Prep 5 mins
Cook 15 mins
Goes great with satay and other grilled items.
- 6 ears corn, husks and silk removed
- 2 tablespoons vegetable oil
- 2 tablespoons fish sauce
- 2 tablespoons water
- 1 1⁄2 tablespoons sugar
- 1 teaspoon salt
- 2 green onions, white parts only, thinly sliced
- vegetable oil, for brushing
- Prepare charcoal grill or preheat an ungreased cast-iron skillet over medium heat.
- Very lightly brush the corn with oil and set on the grill rack or in the skillet.
- Cook, turning every 2-3 minutes, until the kernels are tender and nicely charred, 12-15 minutes total; keep warm.

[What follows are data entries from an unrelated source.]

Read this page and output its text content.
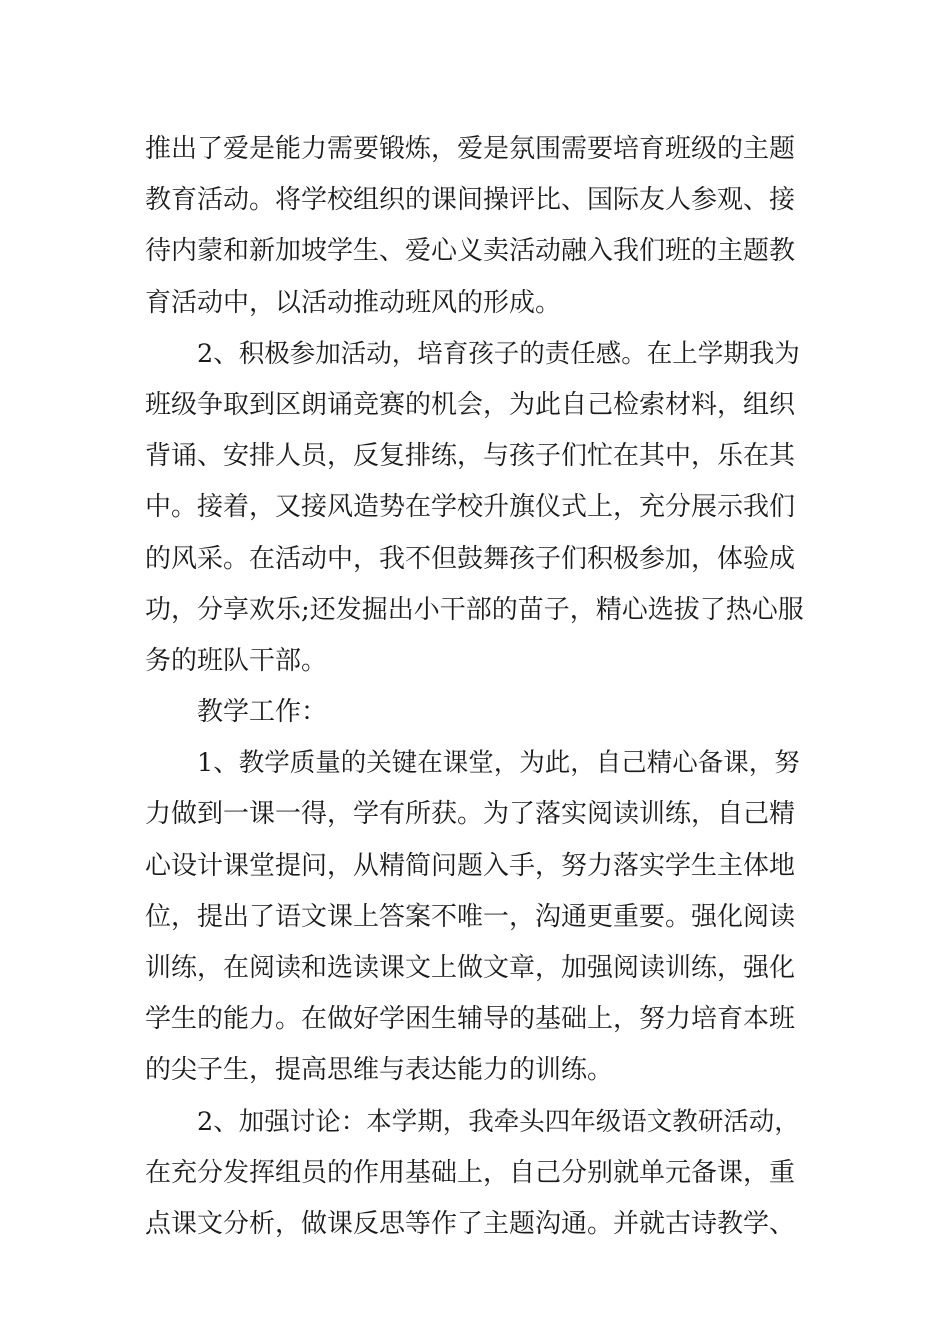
推出了爱是能力需要锻炼，爱是氛围需要培育班级的主题
教育活动。将学校组织的课间操评比、国际友人参观、接
待内蒙和新加坡学生、爱心义卖活动融入我们班的主题教
育活动中，以活动推动班风的形成。
2、积极参加活动，培育孩子的责任感。在上学期我为
班级争取到区朗诵竞赛的机会，为此自己检索材料，组织
背诵、安排人员，反复排练，与孩子们忙在其中，乐在其
中。接着，又接风造势在学校升旗仪式上，充分展示我们
的风采。在活动中，我不但鼓舞孩子们积极参加，体验成
功，分享欢乐;还发掘出小干部的苗子，精心选拔了热心服
务的班队干部。
教学工作：
1、教学质量的关键在课堂，为此，自己精心备课，努
力做到一课一得，学有所获。为了落实阅读训练，自己精
心设计课堂提问，从精简问题入手，努力落实学生主体地
位，提出了语文课上答案不唯一，沟通更重要。强化阅读
训练，在阅读和选读课文上做文章，加强阅读训练，强化
学生的能力。在做好学困生辅导的基础上，努力培育本班
的尖子生，提高思维与表达能力的训练。
2、加强讨论：本学期，我牵头四年级语文教研活动，
在充分发挥组员的作用基础上，自己分别就单元备课，重
点课文分析，做课反思等作了主题沟通。并就古诗教学、
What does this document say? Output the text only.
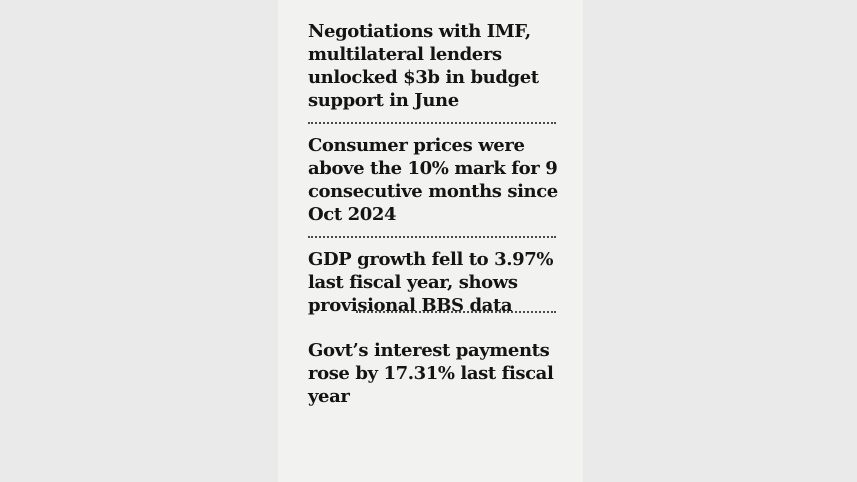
Negotiations with IMF, multilateral lenders unlocked $3b in budget support in June

Consumer prices were above the 10% mark for 9 consecutive months since Oct 2024

GDP growth fell to 3.97% last fiscal year, shows provisional BBS data

Govt’s interest payments rose by 17.31% last fiscal year
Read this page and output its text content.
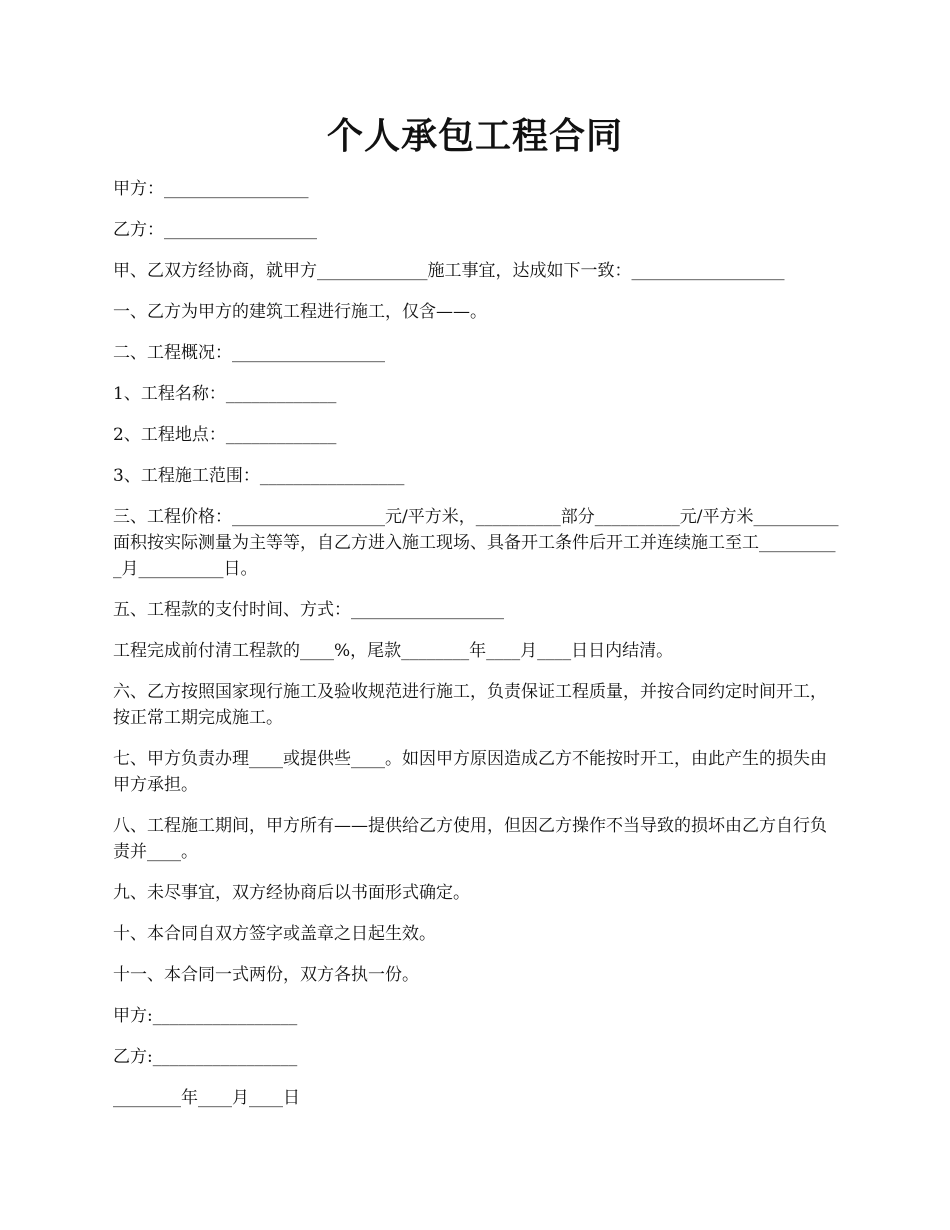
个人承包工程合同

甲方：_________________

乙方：__________________

甲、乙双方经协商，就甲方_____________施工事宜，达成如下一致：__________________

一、乙方为甲方的建筑工程进行施工，仅含——。

二、工程概况：__________________

1、工程名称：_____________

2、工程地点：_____________

3、工程施工范围：_________________

三、工程价格：__________________元/平方米，__________部分__________元/平方米__________面积按实际测量为主等等，自乙方进入施工现场、具备开工条件后开工并连续施工至工__________月__________日。

五、工程款的支付时间、方式：__________________

工程完成前付清工程款的____%，尾款________年____月____日日内结清。

六、乙方按照国家现行施工及验收规范进行施工，负责保证工程质量，并按合同约定时间开工，按正常工期完成施工。

七、甲方负责办理____或提供些____。如因甲方原因造成乙方不能按时开工，由此产生的损失由甲方承担。

八、工程施工期间，甲方所有——提供给乙方使用，但因乙方操作不当导致的损坏由乙方自行负责并____。

九、未尽事宜，双方经协商后以书面形式确定。

十、本合同自双方签字或盖章之日起生效。

十一、本合同一式两份，双方各执一份。

甲方:_________________

乙方:_________________

________年____月____日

- Meanwhile, in a bowl stir together the fish sauce, water, sugar and salt until it is dissolved.
- Heat the 2 tbsp oil in a saucepan over medium heat until very hot but not smoking.
- Carefully pour liquid mixture in (it may sputter a bit so watch out); add the green onions and simmer until the sauce begins to thicken, about 30 seconds; remove from heat and cool.
- Brush cooked corn with the sauce and serve.
Sure, my childhood was full of these good smell of Poat dot (Poat mean Corn, Dot mean grill)
Wow! What a different, unique way to serve corn. I have to admit, I was a bit apprehensive about the fish smell when making it up...it really did stink up the house! I put it in a container and into the fridge until I was ready to use it! Out came the candles and, voila...smell gone! The end result was a very unique, tasting corn on the cob. As our peaches and cream corn are in full season, I will be doing this recipe again and again! I would highly recommend this recipe. Thanks for a wonderful posting
Sooooo Good! This was just like the corn you buy off the street vendors in Cambodia! Thanks for the recipe Sue L.